Another article explores the growing dependence of Nigerian economy on China and the backlash it appears to have generated. Like elsewhere China has lent billions to build roads, railway lines (including a $875 m high speed line between Abuja and Kaduna), airports, power plants and other infrastructure, in return for securing access to mineral resources. Nigeria is the largest overseas customer of Chinese construction companies at $24.6 bn since 2005 and China is the country's top lender. Now, the Nigerian government is investigating corruption in Chinese construction contracts and state governments are struggling to repay loans on many trophy projects.
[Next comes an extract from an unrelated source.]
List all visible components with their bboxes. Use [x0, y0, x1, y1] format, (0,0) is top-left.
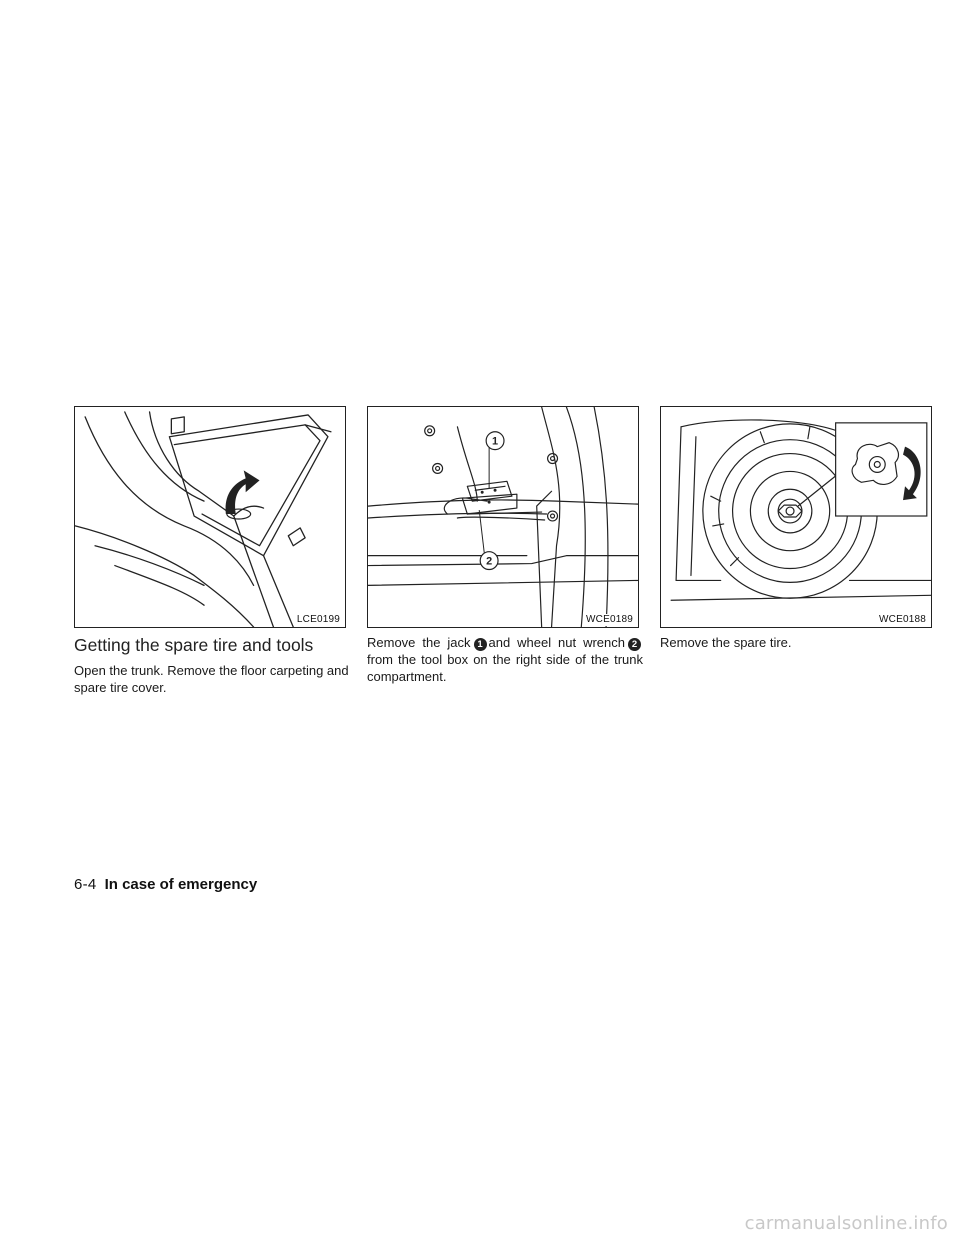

Further, Chinese imports have destroyed local industry and created massive unemployment problems,
In Kano, angry protesters in the streets blame widespread joblessness on China, which is manufacturing African fabric designs in shimmering hues more cheaply than Nigeria. Employment in Nigeria’s textile and apparel sector has plummeted to 20,000 people, from 600,000 two decades ago. In Lagos, authorities are trying to stamp out subpar Chinese electric goods. Imported power strips and wiring have inadequate copper to handle Nigeria’s 240-volt system... Nigerian authorities are stymied. Corruption is endemic, making it more difficult to enforce safety standards. And Chinese goods are so dominant that consumer have few other choices.
The scale of Chinese overseas lending is staggering,
State-controlled Chinese banks have lent money at rock-bottom interest rates in deeply indebted Nigeria. They have done so based on the assumption that the Chinese government will repay them if Nigeria cannot. A little-known Chinese government agency, Sinosure, has guaranteed the loans. Sinosure insured $427 billion worth of Chinese exports and overseas construction projects around the world in 2013, the most recent year available. The Export-Import Bank of the United States, by comparison, issued just $5 billion worth of credit in each of the last two years.
Another article explores how the Chinese sponsored 57 member Asian Infrastructure Investment Bank (AIIB), which focuses exclusively on infrastructure investments, seeks to upend existing multilateral lending rules of the game. The $100 bn institution is hoped to become an alternative to the traditional institutions like World Bank, IMF, and ADB.
PS: More on China's impact, this being the export of coal power plants,
Since 2010, Chinese state enterprises have finished, begun building or formally announced plans to build at least 92 coal-fired power plants in 27 countries... Once complete, the 92 projects will have a combined capacity of 107 gigawatts, more than enough to completely offset the planned closing of coal-fired plants in the United States through 2020. The expansion is the equivalent of increasing China’s own coal-fired electricity output — already more than twice as much as any other country’s — by more than 10 percent. The overseas push comes as China’s state engineering firms are struggling with declining profits and a glut of coal-fired power plants at home, where economic growth is slowing. Beijing has encouraged state firms to “go out”and seek projects abroad to stay in business, increase demand for Chinese steel and bind the Chinese economy more closely with those of its neighbors.